Perhaps the most surprising trade policy development of 2025 wasn’t President Donald Trump’s tariffs but rather foreign governments’ refusal to respond in-kind. Although such abstinence is economically optimal, politicians typically embrace tit-for-tat retaliation for political and strategic reasons. So, when only China and Canada followed Trump’s protectionist lead, the relative quiet was an unusual, albeit welcome, result.

It didn’t mean, however, that governments, companies, and even many individuals were standing still. Instead, they “retaliated” in a smarter way: reducing their future reliance on a US that has increasingly embraced protectionism since at least 2016 – protectionism that, ironically, might be helping the very country tariffs were supposed to contain.

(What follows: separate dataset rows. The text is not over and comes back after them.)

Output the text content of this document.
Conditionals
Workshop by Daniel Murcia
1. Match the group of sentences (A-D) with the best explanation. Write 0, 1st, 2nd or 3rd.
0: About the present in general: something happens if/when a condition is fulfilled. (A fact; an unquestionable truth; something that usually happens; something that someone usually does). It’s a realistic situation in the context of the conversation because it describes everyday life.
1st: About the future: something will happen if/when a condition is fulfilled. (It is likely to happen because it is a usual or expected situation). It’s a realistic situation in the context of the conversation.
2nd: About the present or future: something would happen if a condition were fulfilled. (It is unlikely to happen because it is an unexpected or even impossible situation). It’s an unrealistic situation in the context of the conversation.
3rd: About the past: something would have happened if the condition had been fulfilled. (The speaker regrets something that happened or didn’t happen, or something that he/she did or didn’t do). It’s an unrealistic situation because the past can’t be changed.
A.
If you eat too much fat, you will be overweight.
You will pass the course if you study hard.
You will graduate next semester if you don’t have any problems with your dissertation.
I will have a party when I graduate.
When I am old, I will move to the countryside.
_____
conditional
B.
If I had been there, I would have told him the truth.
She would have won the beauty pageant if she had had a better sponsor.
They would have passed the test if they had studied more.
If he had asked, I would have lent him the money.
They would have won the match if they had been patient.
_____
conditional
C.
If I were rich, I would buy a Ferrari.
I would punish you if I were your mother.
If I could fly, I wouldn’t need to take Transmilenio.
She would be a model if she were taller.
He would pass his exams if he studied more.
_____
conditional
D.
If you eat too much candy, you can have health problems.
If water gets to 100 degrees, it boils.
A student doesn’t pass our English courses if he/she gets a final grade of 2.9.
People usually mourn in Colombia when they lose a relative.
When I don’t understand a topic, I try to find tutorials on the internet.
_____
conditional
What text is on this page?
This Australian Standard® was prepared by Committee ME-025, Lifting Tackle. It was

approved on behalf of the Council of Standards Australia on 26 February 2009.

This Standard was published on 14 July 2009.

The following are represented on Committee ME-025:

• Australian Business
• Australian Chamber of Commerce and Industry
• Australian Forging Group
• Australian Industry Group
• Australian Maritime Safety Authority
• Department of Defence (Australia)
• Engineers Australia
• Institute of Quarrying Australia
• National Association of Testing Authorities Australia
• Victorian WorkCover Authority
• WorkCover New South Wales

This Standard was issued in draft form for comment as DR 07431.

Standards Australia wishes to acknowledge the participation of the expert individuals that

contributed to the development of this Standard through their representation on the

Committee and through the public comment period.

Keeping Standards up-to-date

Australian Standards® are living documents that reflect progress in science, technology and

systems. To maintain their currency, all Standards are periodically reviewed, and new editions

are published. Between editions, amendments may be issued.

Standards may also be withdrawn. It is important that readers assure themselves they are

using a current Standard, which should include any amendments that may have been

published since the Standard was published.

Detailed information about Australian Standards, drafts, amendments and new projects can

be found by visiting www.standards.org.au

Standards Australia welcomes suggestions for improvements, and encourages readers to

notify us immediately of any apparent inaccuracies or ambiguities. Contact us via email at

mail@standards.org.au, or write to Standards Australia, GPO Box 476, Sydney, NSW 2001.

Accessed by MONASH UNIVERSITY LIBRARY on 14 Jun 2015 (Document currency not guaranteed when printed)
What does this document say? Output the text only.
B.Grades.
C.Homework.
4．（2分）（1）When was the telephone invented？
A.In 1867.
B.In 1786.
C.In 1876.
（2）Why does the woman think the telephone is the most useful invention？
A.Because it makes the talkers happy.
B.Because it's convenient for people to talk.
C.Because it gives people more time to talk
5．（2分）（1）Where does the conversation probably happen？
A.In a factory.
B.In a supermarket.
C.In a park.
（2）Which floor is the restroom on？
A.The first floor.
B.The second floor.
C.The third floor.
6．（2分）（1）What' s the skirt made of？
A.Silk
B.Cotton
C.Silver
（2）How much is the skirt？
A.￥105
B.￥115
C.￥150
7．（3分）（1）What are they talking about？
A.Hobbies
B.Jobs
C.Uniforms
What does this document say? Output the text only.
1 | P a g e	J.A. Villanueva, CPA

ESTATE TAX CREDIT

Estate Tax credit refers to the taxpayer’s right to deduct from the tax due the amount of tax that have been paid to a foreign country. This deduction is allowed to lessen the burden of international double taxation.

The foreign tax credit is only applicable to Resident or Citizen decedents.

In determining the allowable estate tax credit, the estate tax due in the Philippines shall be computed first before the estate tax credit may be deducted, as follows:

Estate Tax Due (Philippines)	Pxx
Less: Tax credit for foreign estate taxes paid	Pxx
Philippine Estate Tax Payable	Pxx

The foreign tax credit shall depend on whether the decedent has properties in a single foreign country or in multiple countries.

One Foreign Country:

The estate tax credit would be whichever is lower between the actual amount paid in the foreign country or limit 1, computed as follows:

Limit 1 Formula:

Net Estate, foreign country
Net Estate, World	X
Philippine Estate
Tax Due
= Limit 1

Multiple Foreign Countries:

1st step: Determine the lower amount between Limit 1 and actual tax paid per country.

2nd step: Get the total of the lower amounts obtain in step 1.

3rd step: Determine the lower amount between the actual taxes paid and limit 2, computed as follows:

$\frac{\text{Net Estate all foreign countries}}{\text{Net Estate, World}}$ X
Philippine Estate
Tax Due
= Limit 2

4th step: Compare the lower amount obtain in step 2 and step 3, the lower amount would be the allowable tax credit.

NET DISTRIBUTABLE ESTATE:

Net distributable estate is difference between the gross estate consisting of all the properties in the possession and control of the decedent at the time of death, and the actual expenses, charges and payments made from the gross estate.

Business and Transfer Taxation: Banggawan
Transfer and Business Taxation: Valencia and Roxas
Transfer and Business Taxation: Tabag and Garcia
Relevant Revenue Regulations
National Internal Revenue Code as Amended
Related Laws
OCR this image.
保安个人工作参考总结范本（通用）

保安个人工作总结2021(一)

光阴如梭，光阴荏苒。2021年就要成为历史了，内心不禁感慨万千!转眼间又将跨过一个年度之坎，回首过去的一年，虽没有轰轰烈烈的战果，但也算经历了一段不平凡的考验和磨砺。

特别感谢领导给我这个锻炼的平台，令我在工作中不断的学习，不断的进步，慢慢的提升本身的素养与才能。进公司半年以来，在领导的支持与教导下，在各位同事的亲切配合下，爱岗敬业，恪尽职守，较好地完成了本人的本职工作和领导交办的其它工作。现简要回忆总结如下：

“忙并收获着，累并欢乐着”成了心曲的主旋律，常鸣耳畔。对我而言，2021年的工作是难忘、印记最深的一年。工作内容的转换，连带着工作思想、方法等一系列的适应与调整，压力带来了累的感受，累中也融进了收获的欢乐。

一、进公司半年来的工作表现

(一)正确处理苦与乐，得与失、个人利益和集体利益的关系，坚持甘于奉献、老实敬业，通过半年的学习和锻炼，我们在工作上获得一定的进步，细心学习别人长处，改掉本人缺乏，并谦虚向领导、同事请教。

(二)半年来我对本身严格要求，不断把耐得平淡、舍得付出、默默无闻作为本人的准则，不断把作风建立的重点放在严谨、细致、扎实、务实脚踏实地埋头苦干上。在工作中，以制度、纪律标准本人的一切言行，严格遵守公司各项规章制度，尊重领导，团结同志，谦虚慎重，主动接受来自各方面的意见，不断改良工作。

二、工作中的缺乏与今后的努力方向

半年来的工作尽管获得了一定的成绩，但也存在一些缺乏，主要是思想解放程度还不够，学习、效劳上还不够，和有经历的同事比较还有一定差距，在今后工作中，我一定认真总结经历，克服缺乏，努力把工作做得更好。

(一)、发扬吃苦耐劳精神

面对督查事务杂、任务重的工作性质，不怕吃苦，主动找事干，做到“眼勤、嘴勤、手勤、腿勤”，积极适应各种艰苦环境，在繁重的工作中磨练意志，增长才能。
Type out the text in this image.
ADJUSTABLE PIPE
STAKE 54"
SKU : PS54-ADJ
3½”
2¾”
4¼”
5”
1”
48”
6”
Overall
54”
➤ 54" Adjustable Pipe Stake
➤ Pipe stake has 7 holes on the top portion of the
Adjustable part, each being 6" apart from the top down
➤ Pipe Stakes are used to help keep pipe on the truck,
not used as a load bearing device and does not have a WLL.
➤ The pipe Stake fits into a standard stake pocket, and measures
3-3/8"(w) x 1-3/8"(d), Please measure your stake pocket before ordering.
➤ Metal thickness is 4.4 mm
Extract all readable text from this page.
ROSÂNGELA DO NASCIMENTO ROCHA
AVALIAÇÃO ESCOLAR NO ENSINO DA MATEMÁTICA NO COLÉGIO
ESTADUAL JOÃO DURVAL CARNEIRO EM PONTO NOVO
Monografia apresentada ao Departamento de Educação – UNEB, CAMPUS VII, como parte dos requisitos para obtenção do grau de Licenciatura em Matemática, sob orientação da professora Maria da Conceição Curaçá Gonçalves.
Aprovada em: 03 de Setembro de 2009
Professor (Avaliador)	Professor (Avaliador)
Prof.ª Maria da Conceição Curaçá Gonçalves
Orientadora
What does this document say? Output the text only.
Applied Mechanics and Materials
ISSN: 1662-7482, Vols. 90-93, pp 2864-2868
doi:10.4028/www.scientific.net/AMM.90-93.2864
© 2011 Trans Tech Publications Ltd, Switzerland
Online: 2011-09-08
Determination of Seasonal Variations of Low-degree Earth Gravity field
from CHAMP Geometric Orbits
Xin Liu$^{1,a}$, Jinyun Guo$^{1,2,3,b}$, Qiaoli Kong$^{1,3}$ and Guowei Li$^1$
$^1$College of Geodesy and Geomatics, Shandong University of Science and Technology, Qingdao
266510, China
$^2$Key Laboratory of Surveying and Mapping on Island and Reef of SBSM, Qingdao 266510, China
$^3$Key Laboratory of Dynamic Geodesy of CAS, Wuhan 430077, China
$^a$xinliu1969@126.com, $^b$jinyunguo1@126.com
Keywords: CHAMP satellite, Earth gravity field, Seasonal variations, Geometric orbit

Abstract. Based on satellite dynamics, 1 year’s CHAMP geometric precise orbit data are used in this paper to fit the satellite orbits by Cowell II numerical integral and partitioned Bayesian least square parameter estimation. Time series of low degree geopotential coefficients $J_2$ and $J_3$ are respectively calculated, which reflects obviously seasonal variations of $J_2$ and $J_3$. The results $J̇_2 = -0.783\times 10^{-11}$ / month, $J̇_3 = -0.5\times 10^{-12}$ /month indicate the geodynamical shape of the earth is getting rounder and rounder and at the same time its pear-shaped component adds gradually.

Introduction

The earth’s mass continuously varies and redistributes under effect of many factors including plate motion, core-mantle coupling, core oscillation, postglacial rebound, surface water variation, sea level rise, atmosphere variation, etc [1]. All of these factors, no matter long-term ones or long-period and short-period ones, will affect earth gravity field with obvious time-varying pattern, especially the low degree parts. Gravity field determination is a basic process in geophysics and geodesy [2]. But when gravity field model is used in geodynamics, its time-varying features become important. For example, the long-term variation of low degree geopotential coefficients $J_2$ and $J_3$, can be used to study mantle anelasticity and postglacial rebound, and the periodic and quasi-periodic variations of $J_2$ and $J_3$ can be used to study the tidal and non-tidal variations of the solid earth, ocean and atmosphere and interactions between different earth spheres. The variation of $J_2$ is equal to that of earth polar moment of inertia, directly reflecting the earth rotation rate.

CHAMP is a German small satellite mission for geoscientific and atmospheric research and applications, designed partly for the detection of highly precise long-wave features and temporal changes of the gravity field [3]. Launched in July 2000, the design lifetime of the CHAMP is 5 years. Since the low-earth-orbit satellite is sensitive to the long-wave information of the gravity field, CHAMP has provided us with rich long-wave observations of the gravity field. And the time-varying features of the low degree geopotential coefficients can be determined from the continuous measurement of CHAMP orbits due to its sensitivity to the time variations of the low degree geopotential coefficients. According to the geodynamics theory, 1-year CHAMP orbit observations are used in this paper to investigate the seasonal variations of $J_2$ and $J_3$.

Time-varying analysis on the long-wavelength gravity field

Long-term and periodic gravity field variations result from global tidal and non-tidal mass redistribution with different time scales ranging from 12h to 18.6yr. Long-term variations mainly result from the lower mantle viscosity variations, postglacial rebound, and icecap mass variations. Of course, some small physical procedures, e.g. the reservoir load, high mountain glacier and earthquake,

America’s departure from the epicenter of global trade began years ago and has accelerated in recent months. According to the World Trade Organization, the US share of global merchandise trade (imports plus exports) in the third quarter1 was the lowest for that period of the year since 2014, and the drop from 2024 was larger than the cumulative loss between 2015 and 2024. Bloomberg News adds that inbound container volumes through North America — some 80% of which is the US — went “from a world leader to a laggard” last year. Boston Consulting Group projects the trend will continue in the years ahead, with the US’s share of world trade falling from 12% in 2024 to 9% by 2034 because of “policies pursued by the Trump administration.”

Even bigger moves are happening beneath the surface, especially regarding China. When Trump fired his opening tariff salvo in 2018, the US absorbed roughly 19% of Chinese exports, but the share tumbled to 11% by the end of last year. China’s total exports and trade surplus have nevertheless continued to grow because exporters there targeted other markets, notably in Southeast Asia (Asean) but also in Africa, Europe and Latin America – a move trade economists have dubbed “the great reallocation.”